Shaun de Waal
This year saw the centenary of the birth of the man considered by many to be the United States’s foremost composer. Duke Ellington was born in 1899 and died in 1974: his lifespan covered three quarters of this century, and more than 50 of those years were spent making wonderful music.
James Baldwin is reputed to have said that he was uncomfortable with the image of Michelangelo’s vision of God as a bearded white man in a pink nightie creating the world, but he could live with an Ellington-style God, one who elegantly conducted the cosmos into existence. It is an image to touch even the most irreligious.
Ellington found the label “jazz” constricting; his highest acclaim for anyone was that they were “beyond category”. He himself, and the vast body of music he created – more than 2E000 compositions – were indeed beyond category. Igor Stravinsky may run a close second as composer of the century, but second he is. Even Stravinsky could not communicate the limpid sensuous pleasure Ellington could conjure almost without thought.
Taking the fundamentals of jazz, as developed by Louis Armstrong and others in the early Twenties, Ellington expanded its vocabulary more than anyone else in the field and exerted an incalculable influence on all the popular music of his day and after – even Prince has declared his devotion.
At New York’s Cotton Club in the Twenties, Ellington’s orchestra played “jungle music” that stretched the limits of the form even as it entertained the hip club’s patrons; by the end of his career, he had composed suites, tone poems, sacred symphonies and (either alone or with his closest collaborator, Billy Strayhorn) many of the best-loved popular songs of the era. The soloists of his big band had their finest moments under his tutelage; many stayed with him for decades.
Ellington’s gift, exercised through the orchestra he led for half a century – which he constantly provided with new music to perform and record, even as he toured ceaselessly – was to create sounds of unparalleled complexity from a base of the most accessible popular music. In the work of no other composer of this century is pure enjoyment so embodied in structures of such dazzling innovation.
Looking for Ellington CDs in a well- stocked shop can be a baffling experience – there are simply so many. There is the dance music, the solo piano, the live orchestral dates, the compelling suites.

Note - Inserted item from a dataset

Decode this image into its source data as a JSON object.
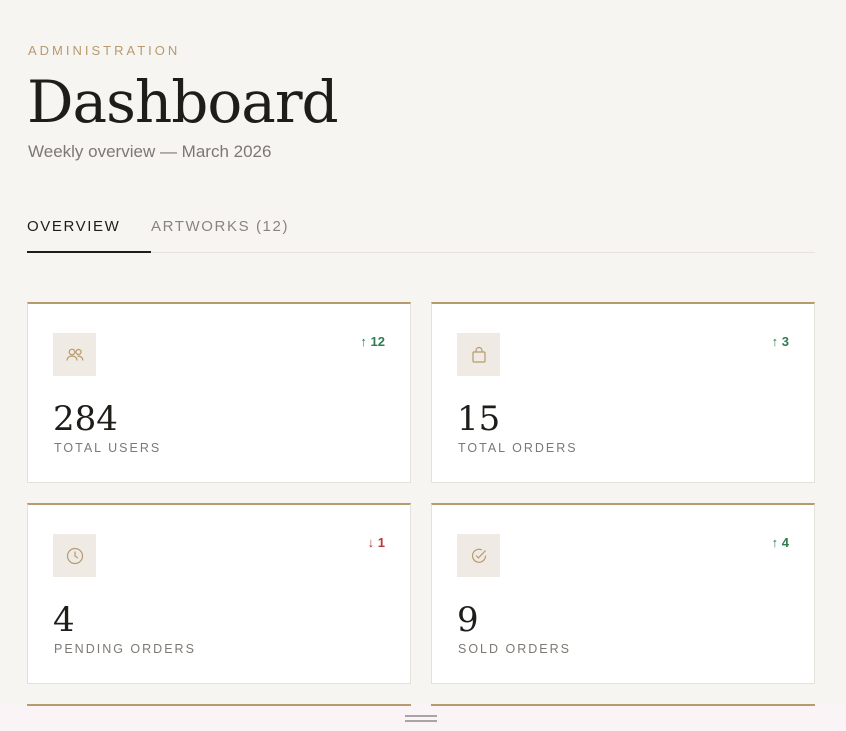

If you want short, sharp jazz numbers delivered with incomparable grace, go for the earlier period or one of the live renditions such as Ellington ’56. If you simply want music of extraordinary beauty and diversity, choose The New Orleans Suite, The Latin American Suite, or his work blending jazz and classical orchestras on The Symphonic Ellington. If you want a sidelight on his amazing powers, find the angular meditations of Money Jungle, his improvisation with Charles Mingus and Max Roach, or his minimalist duet with bassist Ray Brown on This One’s for Blanton.
When Ellington died, Mingus paid him tribute by saying his music was the sound of love. And it’s true: one receives from his work the direct transmission of a vast, almost divine affection for all humanity, one that reaches right into your innermost soul. No other musician this century gave so much, nor had so much to give.